Byron’s Shadow was my second novel, but it was almost my first. Like many aspiring writers I had several projects on the go, part-finished or in early draft. My love of Greece inspired me to write the book – the light, the ouzo, kebabs and Nemea wine – let alone the archaeology poking from the ground in every direction. The first draft was part historical novel, part detective story. It alternated in telling the ‘historic’ story of Byron F Nichols with that of a young archaeologist called Jeffrey Flint who comes across a murder in the 1980’s.
When offered a book deal by Severn House, I set Byron aside and wrote the archaeology-detective novel that became Darkness Rises. That featured an older Jeffrey Flint getting into another scrape in England. This was followed by a three-book in three years deal, which was great as I already had Byron in first draft and the plot of Shadesmoor sketched out.

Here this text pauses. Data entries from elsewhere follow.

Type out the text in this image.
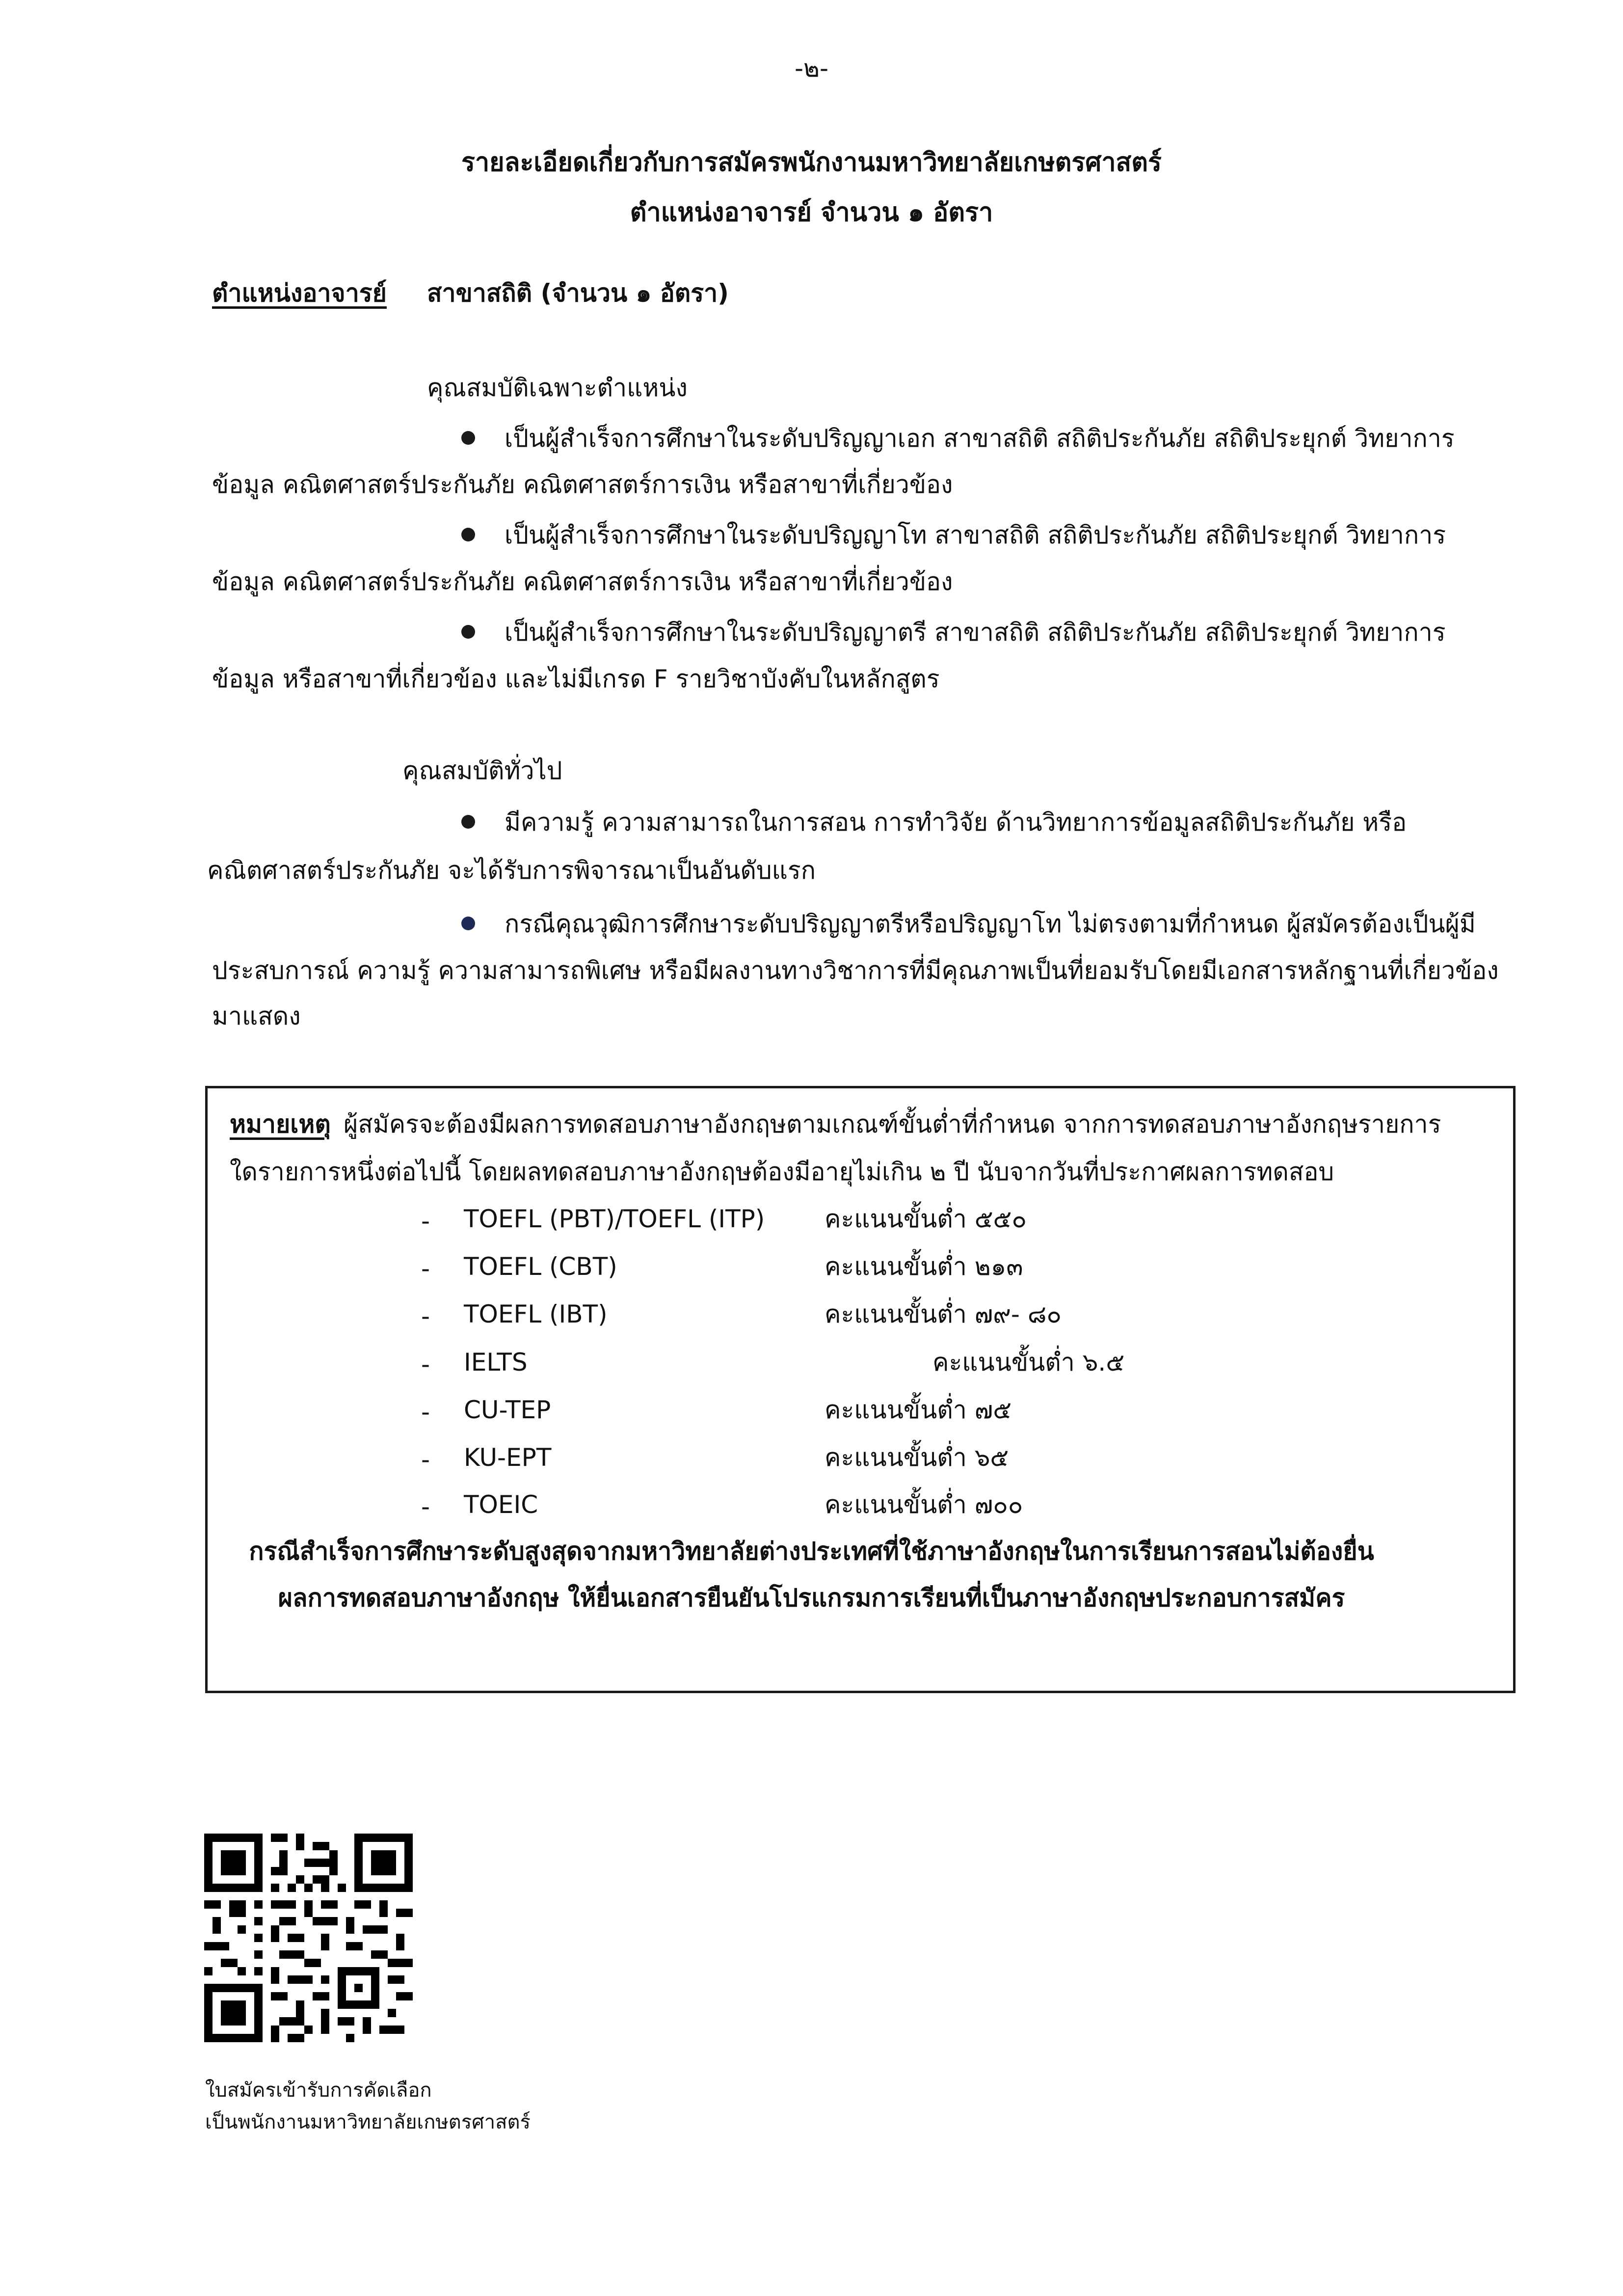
-๒-
รายละเอียดเกี่ยวกับการสมัครพนักงานมหาวิทยาลัยเกษตรศาสตร์
ตำแหน่งอาจารย์ จำนวน ๑ อัตรา
ตำแหน่งอาจารย์ สาขาสถิติ (จำนวน ๑ อัตรา)
คุณสมบัติเฉพาะตำแหน่ง
เป็นผู้สำเร็จการศึกษาในระดับปริญญาเอก สาขาสถิติ สถิติประกันภัย สถิติประยุกต์ วิทยาการ
ข้อมูล คณิตศาสตร์ประกันภัย คณิตศาสตร์การเงิน หรือสาขาที่เกี่ยวข้อง
เป็นผู้สำเร็จการศึกษาในระดับปริญญาโท สาขาสถิติ สถิติประกันภัย สถิติประยุกต์ วิทยาการ
ข้อมูล คณิตศาสตร์ประกันภัย คณิตศาสตร์การเงิน หรือสาขาที่เกี่ยวข้อง
เป็นผู้สำเร็จการศึกษาในระดับปริญญาตรี สาขาสถิติ สถิติประกันภัย สถิติประยุกต์ วิทยาการ
ข้อมูล หรือสาขาที่เกี่ยวข้อง และไม่มีเกรด F รายวิชาบังคับในหลักสูตร
คุณสมบัติทั่วไป
มีความรู้ ความสามารถในการสอน การทำวิจัย ด้านวิทยาการข้อมูลสถิติประกันภัย หรือ
คณิตศาสตร์ประกันภัย จะได้รับการพิจารณาเป็นอันดับแรก
กรณีคุณวุฒิการศึกษาระดับปริญญาตรีหรือปริญญาโท ไม่ตรงตามที่กำหนด ผู้สมัครต้องเป็นผู้มี
ประสบการณ์ ความรู้ ความสามารถพิเศษ หรือมีผลงานทางวิชาการที่มีคุณภาพเป็นที่ยอมรับโดยมีเอกสารหลักฐานที่เกี่ยวข้อง
มาแสดง
หมายเหตุ ผู้สมัครจะต้องมีผลการทดสอบภาษาอังกฤษตามเกณฑ์ขั้นต่ำที่กำหนด จากการทดสอบภาษาอังกฤษรายการ
ใดรายการหนึ่งต่อไปนี้ โดยผลทดสอบภาษาอังกฤษต้องมีอายุไม่เกิน ๒ ปี นับจากวันที่ประกาศผลการทดสอบ
- TOEFL (PBT)/TOEFL (ITP) คะแนนขั้นต่ำ ๕๕๐
- TOEFL (CBT)	คะแนนขั้นต่ำ ๒๑๓
- TOEFL (IBT)	คะแนนขั้นต่ำ ๗๙- ๘๐
- IELTS	คะแนนขั้นต่ำ ๖.๕
- CU-TEP	คะแนนขั้นต่ำ ๗๕
- KU-EPT	คะแนนขั้นต่ำ ๖๕
- TOEIC	คะแนนขั้นต่ำ ๗๐๐
กรณีสำเร็จการศึกษาระดับสูงสุดจากมหาวิทยาลัยต่างประเทศที่ใช้ภาษาอังกฤษในการเรียนการสอนไม่ต้องยื่น
ผลการทดสอบภาษาอังกฤษ ให้ยื่นเอกสารยืนยันโปรแกรมการเรียนที่เป็นภาษาอังกฤษประกอบการสมัคร
ใบสมัครเข้ารับการคัดเลือก
เป็นพนักงานมหาวิทยาลัยเกษตรศาสตร์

Now I had a series, Byron needed to conform. The whole ‘historical’ story was discarded – although it remains as the ‘back story’ which only I know, and which Flint is forced to uncover fact by fact. Flint had to be young at the time of the murder, as certain fixed historical facts demanded it. This meant the book could indeed have been a ‘prequel’. However, over the table of an Indian restaurant my editor pointed out that as readers now ‘knew’ Flint and his colleagues we could not go back to his student days. It would mean unlearning the story arc he had already followed.
So the story was restructured. The two time frames now see Flint as a student stumbling across the crime, but the older (maybe even wiser) Flint travelling back to Greece to investigate. I just had time to slide a couple of references into the first book hinting at what had happened before. When the series was republished by Endeavour I took the opportunity to cheekily drop in a few more references to events in Greece. Like a multi-layered archaeological site, ‘Byron’ becomes both prequel and sequel.